How we became white people

By Christian Lander, [right]

I am white. I know that’s a terribly big surprise, considering that I write a blog called Stuff White People Like, but I mean it, I’m white.

Like really white.

I’m not attempting to assert some sort of superiority through my whiteness; quite the opposite actually. Thanks to my liberal upbringing, I am imbued with the appropriate amount of guilt and shame about my ancestors and their actions in the New World.

Even in my home, I can’t offer a blanket to a nonwhite friend without the fear that they will look at me and say “no smallpox on this right?” A joke, but I still want to apologize.
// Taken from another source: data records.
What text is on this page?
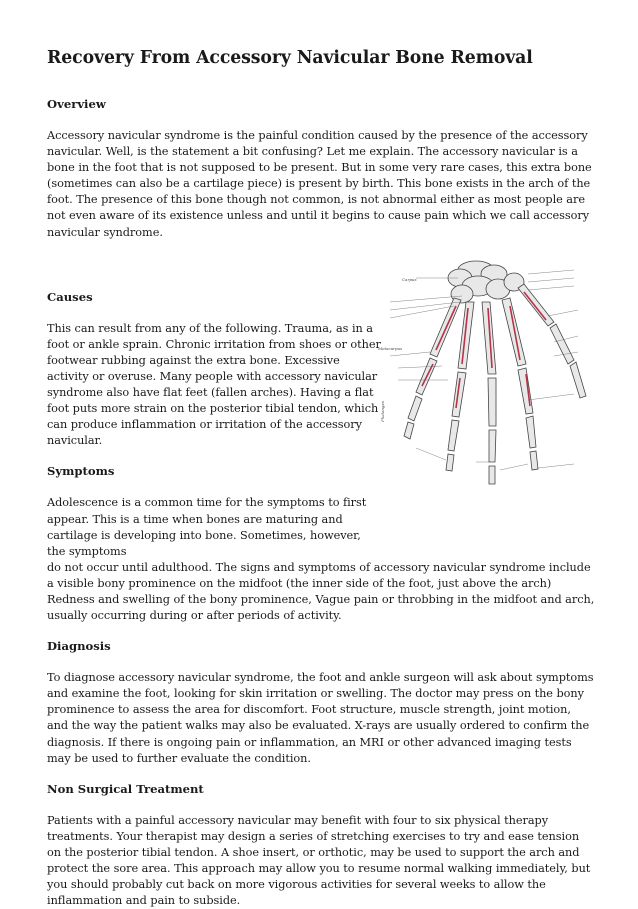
Recovery From Accessory Navicular Bone Removal
Overview

Accessory navicular syndrome is the painful condition caused by the presence of the accessory navicular. Well, is the statement a bit confusing? Let me explain. The accessory navicular is a bone in the foot that is not supposed to be present. But in some very rare cases, this extra bone (sometimes can also be a cartilage piece) is present by birth. This bone exists in the arch of the foot. The presence of this bone though not common, is not abnormal either as most people are not even aware of its existence unless and until it begins to cause pain which we call accessory navicular syndrome.

Causes

This can result from any of the following. Trauma, as in a foot or ankle sprain. Chronic irritation from shoes or other footwear rubbing against the extra bone. Excessive activity or overuse. Many people with accessory navicular syndrome also have flat feet (fallen arches). Having a flat foot puts more strain on the posterior tibial tendon, which can produce inflammation or irritation of the accessory navicular.

Symptoms

Adolescence is a common time for the symptoms to first appear. This is a time when bones are maturing and cartilage is developing into bone. Sometimes, however, the symptoms

do not occur until adulthood. The signs and symptoms of accessory navicular syndrome include a visible bony prominence on the midfoot (the inner side of the foot, just above the arch) Redness and swelling of the bony prominence, Vague pain or throbbing in the midfoot and arch, usually occurring during or after periods of activity.

Diagnosis

To diagnose accessory navicular syndrome, the foot and ankle surgeon will ask about symptoms and examine the foot, looking for skin irritation or swelling. The doctor may press on the bony prominence to assess the area for discomfort. Foot structure, muscle strength, joint motion, and the way the patient walks may also be evaluated. X-rays are usually ordered to confirm the diagnosis. If there is ongoing pain or inflammation, an MRI or other advanced imaging tests may be used to further evaluate the condition.

Non Surgical Treatment

Patients with a painful accessory navicular may benefit with four to six physical therapy treatments. Your therapist may design a series of stretching exercises to try and ease tension on the posterior tibial tendon. A shoe insert, or orthotic, may be used to support the arch and protect the sore area. This approach may allow you to resume normal walking immediately, but you should probably cut back on more vigorous activities for several weeks to allow the inflammation and pain to subside.

Carpus
Metacarpus
Phalanges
I’m a white male. I belong to a group that pretty much always been able to own land and to vote. I’m more or less from the kind that grabbed power somewhere after the fall of Rome and never let go. In other words, I’m the kind of white guy that has never experienced any real oppression.

Although I guess my ancestors technically left England because of some religious persecution and in spite of a rough boat ride and a rough first Thanksgiving, it’s safe to say it worked out pretty well. Unless you got one of those aforementioned blankets.

But in addition to being white and having ancestors on the Mayflower, I’m also Canadian. Yes, I know that might actually make me more white than before, but it also technically makes me an immigrant to this country.

Still, I am loath to call myself an immigrant because I don’t want to demean the very real, very difficult challenges faced by immigrants to this country who have had to overcome differences in language, culture and distance from their families. I would say my biggest hardship has been trying to find Ketchup Chips.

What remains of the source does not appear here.